Indonesia enfrenta una creciente amenaza ambiental: los incendios en turberas, que arden bajo la superficie y son especialmente peligrosos. Durante la temporada de incendios de 2026, estos fuegos se han adelantado y multiplicado debido a un El Niño fortalecido y una sequía severa que seca los humedales, permitiendo que el fuego se propague bajo tierra durante meses.
¿Qué son los incendios de turbera y por qué son tan destructivos?
Las turberas son ecosistemas formados por capas de materia orgánica parcialmente descompuesta, rica en carbono. Cuando se secan, se convierten en combustible ideal para incendios que se extienden lentamente bajo la superficie. A diferencia de los incendios forestales típicos, estos fuegos subterráneos son difíciles de detectar y apagar, y pueden permanecer activos durante meses, incluso bajo la lluvia.
La destrucción que causan es enorme: liberan grandes cantidades de partículas finas (PM2.5) y otros contaminantes como monóxido de carbono y metano, muy superiores a los de un incendio forestal convencional. Además, el humo denso que generan puede bloquear la visión de los satélites, dificultando su monitoreo.
El contexto climático: El Niño y la sequía
El fenómeno de El Niño, que se ha intensificado en los últimos años, provoca condiciones más secas en Indonesia. La sequía resultante reduce los niveles de agua en los humedales, dejando al descubierto la turba, que se vuelve altamente inflamable. Esta combinación ha llevado a un aumento temprano de los incendios en la temporada de 2026.

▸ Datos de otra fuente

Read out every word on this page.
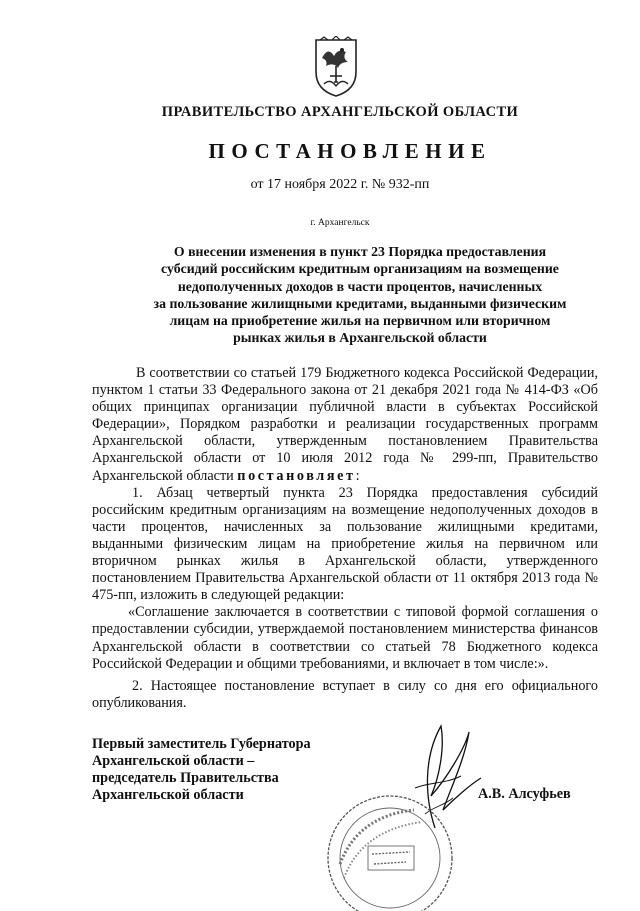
ПРАВИТЕЛЬСТВО АРХАНГЕЛЬСКОЙ ОБЛАСТИ
ПОСТАНОВЛЕНИЕ
от 17 ноября 2022 г. № 932-пп
г. Архангельск
О внесении изменения в пункт 23 Порядка предоставления
субсидий российским кредитным организациям на возмещение
недополученных доходов в части процентов, начисленных
за пользование жилищными кредитами, выданными физическим
лицам на приобретение жилья на первичном или вторичном
рынках жилья в Архангельской области

В соответствии со статьей 179 Бюджетного кодекса Российской Федерации, пунктом 1 статьи 33 Федерального закона от 21 декабря 2021 года № 414-ФЗ «Об общих принципах организации публичной власти в субъектах Российской Федерации», Порядком разработки и реализации государственных программ Архангельской области, утвержденным постановлением Правительства Архангельской области от 10 июля 2012 года № 299-пп, Правительство Архангельской области постановляет:

1. Абзац четвертый пункта 23 Порядка предоставления субсидий российским кредитным организациям на возмещение недополученных доходов в части процентов, начисленных за пользование жилищными кредитами, выданными физическим лицам на приобретение жилья на первичном или вторичном рынках жилья в Архангельской области, утвержденного постановлением Правительства Архангельской области от 11 октября 2013 года № 475-пп, изложить в следующей редакции:

«Соглашение заключается в соответствии с типовой формой соглашения о предоставлении субсидии, утверждаемой постановлением министерства финансов Архангельской области в соответствии со статьей 78 Бюджетного кодекса Российской Федерации и общими требованиями, и включает в том числе:».

2. Настоящее постановление вступает в силу со дня его официального опубликования.

Первый заместитель Губернатора
Архангельской области –
председатель Правительства
Архангельской области	А.В. Алсуфьев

Los expertos señalan que el cambio climático está exacerbando estos eventos, creando un círculo vicioso: los incendios liberan enormes cantidades de carbono, contribuyendo al calentamiento global, que a su vez provoca más sequías e incendios.
Impacto en la salud y el medio ambiente
Las partículas finas liberadas por estos incendios penetran profundamente en los pulmones y el torrente sanguíneo, causando problemas respiratorios y cardiovasculares. En países vecinos como Malasia y Singapur, el humo transfronterizo ha provocado alertas de salud pública en años anteriores.

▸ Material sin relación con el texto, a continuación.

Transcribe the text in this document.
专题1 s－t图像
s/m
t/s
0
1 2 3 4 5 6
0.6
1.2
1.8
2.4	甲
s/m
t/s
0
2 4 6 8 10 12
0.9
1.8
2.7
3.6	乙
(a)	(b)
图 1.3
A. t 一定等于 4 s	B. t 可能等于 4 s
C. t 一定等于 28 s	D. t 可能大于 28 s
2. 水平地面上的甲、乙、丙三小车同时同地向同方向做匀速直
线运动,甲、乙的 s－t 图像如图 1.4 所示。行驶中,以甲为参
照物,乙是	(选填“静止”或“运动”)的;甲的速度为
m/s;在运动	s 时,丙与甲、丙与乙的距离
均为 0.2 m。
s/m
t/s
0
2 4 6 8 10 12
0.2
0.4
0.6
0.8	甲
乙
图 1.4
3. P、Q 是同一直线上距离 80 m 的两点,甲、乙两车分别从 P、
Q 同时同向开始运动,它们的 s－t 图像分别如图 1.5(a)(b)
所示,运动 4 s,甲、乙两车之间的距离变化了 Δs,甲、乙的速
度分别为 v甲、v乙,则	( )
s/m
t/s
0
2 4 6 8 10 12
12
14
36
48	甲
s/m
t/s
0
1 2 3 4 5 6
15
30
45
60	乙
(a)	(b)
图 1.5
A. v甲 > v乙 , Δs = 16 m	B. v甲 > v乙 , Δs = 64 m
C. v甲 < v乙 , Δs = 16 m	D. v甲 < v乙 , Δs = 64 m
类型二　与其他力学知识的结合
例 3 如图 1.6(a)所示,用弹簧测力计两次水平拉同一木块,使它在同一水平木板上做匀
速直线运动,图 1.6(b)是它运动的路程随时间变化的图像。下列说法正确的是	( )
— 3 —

Además, la destrucción de las turberas libera siglos de carbono almacenado, agravando la crisis climática. La biodiversidad también sufre: muchas especies endémicas pierden su hábitat.
Desafíos para la detección y extinción
Los incendios subterráneos son extremadamente difíciles de combatir. Los métodos tradicionales, como el agua o los retardantes, a menudo resultan ineficaces porque el fuego se encuentra en capas profundas. Se requieren técnicas especializadas, como la inyección de agua a presión o la construcción de zanjas para aislar el fuego.
La detección satelital también es complicada: el humo denso y la naturaleza subsuperficial del fuego dificultan la identificación precisa de los focos. Esto retrasa la respuesta y permite que los incendios se expandan.
Esfuerzos de mitigación y prevención
El gobierno indonesio ha implementado programas para restaurar las turberas, bloqueando canales de drenaje para mantener la humedad. También se han establecido sistemas de alerta temprana y se han desplegado equipos de bomberos especializados. Sin embargo, la magnitud del problema supera los recursos disponibles.
Organizaciones internacionales y científicos piden mayor cooperación global para monitorear y combatir estos incendios, así como para reducir las emisiones de gases de efecto invernadero que alimentan el ciclo.
Perspectivas futuras
Con el cambio climático intensificándose, se espera que los incendios de turbera sean más frecuentes y severos. La clave está en la prevención: mantener los humedales húmedos, restaurar los ecosistemas degradados y promover prácticas agrícolas sostenibles que no requieran quemas.
La comunidad científica enfatiza la necesidad de inversión en tecnología de detección y en estrategias de manejo del fuego adaptadas a estos incendios subterráneos. Solo así se podrá reducir su impacto devastador en la salud, el clima y la biodiversidad.